Hier hat man errechnet, es müßte 90 Prozent Platzausnutzung geben, damit sich das Musical-Haus selbst trägt.
Charly Born: Ich halte das für sehr, sehr dramatisch. Wenn ich bei meiner Branche so rangehe und Konzerte mit einer 90prozentigen Auslastung kalkuliere, das ist undenkbar.
Wo liegt denn das Problem für Bremen?
Charly Born: In der Nähe zu Hamburg.
Fahren die Bremer lieber nach Hamburg, als das Musical hier zu sehen?
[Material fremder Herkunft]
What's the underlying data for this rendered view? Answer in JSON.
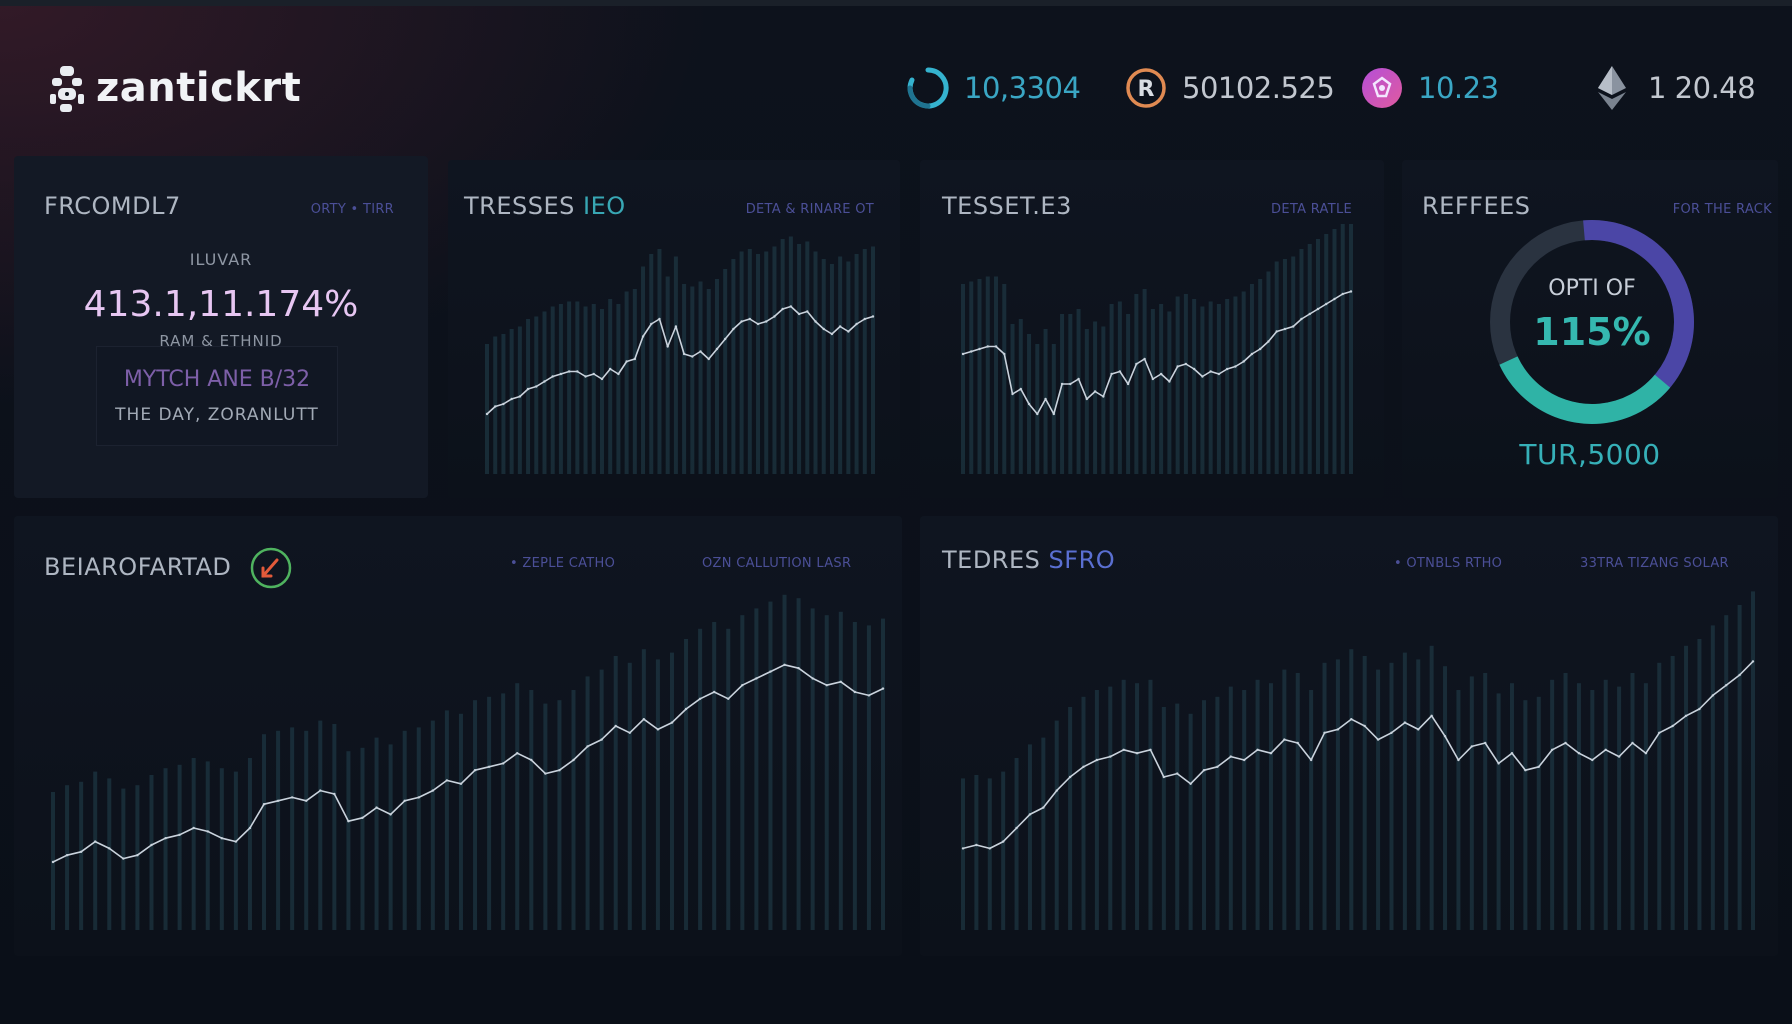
{
  "app": {
    "name": "zantickrt"
  },
  "header_stats": [
    {
      "icon": "refresh-ring-icon",
      "value": "10,3304",
      "color": "#3aa6c4"
    },
    {
      "icon": "r-coin-icon",
      "value": "50102.525",
      "color": "#c2c7cf"
    },
    {
      "icon": "shield-gem-icon",
      "value": "10.23",
      "color": "#3aa6c4"
    },
    {
      "icon": "ethereum-icon",
      "value": "1 20.48",
      "color": "#c2c7cf"
    }
  ],
  "panels": {
    "summary": {
      "title": "FRCOMDL7",
      "subtitle": "ORTY • TIRR",
      "kpi_label": "ILUVAR",
      "kpi_value": "413.1,11.174%",
      "kpi_caption": "RAM & ETHNID",
      "box_line1": "MYTCH ANE B/32",
      "box_line2": "THE DAY, ZORANLUTT"
    },
    "tresses": {
      "title": "TRESSES",
      "title_accent": "IEO",
      "subtitle": "DETA & RINARE OT"
    },
    "tesset": {
      "title": "TESSET.E3",
      "subtitle": "DETA RATLE"
    },
    "reffees": {
      "title": "REFFEES",
      "subtitle": "FOR THE RACK",
      "ring_label": "OPTI OF",
      "ring_value": "115%",
      "ring_fraction": 0.62,
      "footer": "TUR,5000"
    },
    "bearofartad": {
      "title": "BEIAROFARTAD",
      "legend_a": "• ZEPLE CATHO",
      "legend_b": "OZN CALLUTION LASR"
    },
    "tedres": {
      "title": "TEDRES",
      "title_accent": "SFRO",
      "legend_a": "• OTNBLS RTHO",
      "legend_b": "33TRA TIZANG SOLAR"
    }
  },
  "colors": {
    "accent_teal": "#35b8b0",
    "accent_indigo": "#4b46a6",
    "line": "#c9d2dc",
    "bar": "#22414f"
  },
  "chart_data": [
    {
      "type": "line",
      "panel": "tresses",
      "x": [
        0,
        1,
        2,
        3,
        4,
        5,
        6,
        7,
        8,
        9,
        10,
        11,
        12,
        13,
        14,
        15,
        16,
        17,
        18,
        19,
        20,
        21,
        22,
        23,
        24,
        25,
        26,
        27,
        28,
        29,
        30,
        31,
        32,
        33,
        34,
        35,
        36,
        37,
        38,
        39,
        40,
        41,
        42,
        43,
        44,
        45,
        46,
        47
      ],
      "y": [
        24,
        27,
        28,
        30,
        31,
        34,
        35,
        37,
        39,
        40,
        41,
        41,
        39,
        40,
        38,
        42,
        40,
        45,
        46,
        55,
        60,
        62,
        51,
        59,
        48,
        47,
        49,
        46,
        50,
        54,
        58,
        61,
        62,
        60,
        61,
        63,
        66,
        67,
        64,
        65,
        61,
        58,
        56,
        59,
        57,
        60,
        62,
        63
      ],
      "ylim": [
        0,
        100
      ]
    },
    {
      "type": "line",
      "panel": "tesset",
      "x": [
        0,
        1,
        2,
        3,
        4,
        5,
        6,
        7,
        8,
        9,
        10,
        11,
        12,
        13,
        14,
        15,
        16,
        17,
        18,
        19,
        20,
        21,
        22,
        23,
        24,
        25,
        26,
        27,
        28,
        29,
        30,
        31,
        32,
        33,
        34,
        35,
        36,
        37,
        38,
        39,
        40,
        41,
        42,
        43,
        44,
        45,
        46,
        47
      ],
      "y": [
        48,
        49,
        50,
        51,
        51,
        48,
        32,
        34,
        28,
        24,
        30,
        24,
        36,
        36,
        38,
        30,
        33,
        31,
        40,
        41,
        36,
        44,
        46,
        38,
        40,
        37,
        43,
        44,
        42,
        39,
        41,
        40,
        42,
        43,
        45,
        48,
        50,
        53,
        57,
        58,
        59,
        62,
        64,
        66,
        68,
        70,
        72,
        73
      ],
      "ylim": [
        0,
        100
      ]
    },
    {
      "type": "line",
      "panel": "bearofartad",
      "x": [
        0,
        1,
        2,
        3,
        4,
        5,
        6,
        7,
        8,
        9,
        10,
        11,
        12,
        13,
        14,
        15,
        16,
        17,
        18,
        19,
        20,
        21,
        22,
        23,
        24,
        25,
        26,
        27,
        28,
        29,
        30,
        31,
        32,
        33,
        34,
        35,
        36,
        37,
        38,
        39,
        40,
        41,
        42,
        43,
        44,
        45,
        46,
        47,
        48,
        49,
        50,
        51,
        52,
        53,
        54,
        55,
        56,
        57,
        58,
        59
      ],
      "y": [
        20,
        22,
        23,
        26,
        24,
        21,
        22,
        25,
        27,
        28,
        30,
        29,
        27,
        26,
        30,
        37,
        38,
        39,
        38,
        41,
        40,
        32,
        33,
        36,
        34,
        38,
        39,
        41,
        44,
        43,
        47,
        48,
        49,
        52,
        50,
        46,
        47,
        50,
        54,
        56,
        60,
        58,
        62,
        59,
        61,
        65,
        68,
        70,
        68,
        72,
        74,
        76,
        78,
        77,
        74,
        72,
        73,
        70,
        69,
        71
      ],
      "ylim": [
        0,
        100
      ]
    },
    {
      "type": "line",
      "panel": "tedres",
      "x": [
        0,
        1,
        2,
        3,
        4,
        5,
        6,
        7,
        8,
        9,
        10,
        11,
        12,
        13,
        14,
        15,
        16,
        17,
        18,
        19,
        20,
        21,
        22,
        23,
        24,
        25,
        26,
        27,
        28,
        29,
        30,
        31,
        32,
        33,
        34,
        35,
        36,
        37,
        38,
        39,
        40,
        41,
        42,
        43,
        44,
        45,
        46,
        47,
        48,
        49,
        50,
        51,
        52,
        53,
        54,
        55,
        56,
        57,
        58,
        59
      ],
      "y": [
        24,
        25,
        24,
        26,
        30,
        34,
        36,
        41,
        45,
        48,
        50,
        51,
        53,
        52,
        53,
        45,
        46,
        43,
        47,
        48,
        51,
        50,
        53,
        52,
        56,
        55,
        50,
        58,
        59,
        62,
        60,
        56,
        58,
        61,
        59,
        63,
        57,
        50,
        54,
        55,
        49,
        52,
        47,
        48,
        53,
        55,
        52,
        50,
        53,
        51,
        55,
        52,
        58,
        60,
        63,
        65,
        69,
        72,
        75,
        79
      ],
      "ylim": [
        0,
        100
      ]
    }
  ]
}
Darum geht es nicht. Aber sie brauchen doch das Umland, die Leute müssen aus den Dörfern in die Stadt kommen, wenn so eine Show zwei, drei Jahre lang laufen soll. Und warum sollen sie nach Bremen fahren, wenn Hamburg genauso weit weg ist?
Kann „Dr. Jekyll und Mr. Hyde“ – die für Bremen vorgesehene Produktion – da nicht mithalten?
Oliver Gabriel: Schwierig, schwierig. Was man noch wissen muß, wenn man die Branche kennt, ist, daß all die erfolgreichen Musical-Shows, die seit Jahren bestehen, Familienproduktionen sind.
Was versteht man darunter?
Da ist die Zielgruppe ganz, ganz breit gestreut, damit wirklich vom 12jährigen Schüler bis zur 75jährigen Seniorin jeder reingehen kann, um sich zu unterhalten, oder gar eine Persönlichkeitsbildung zu betreiben.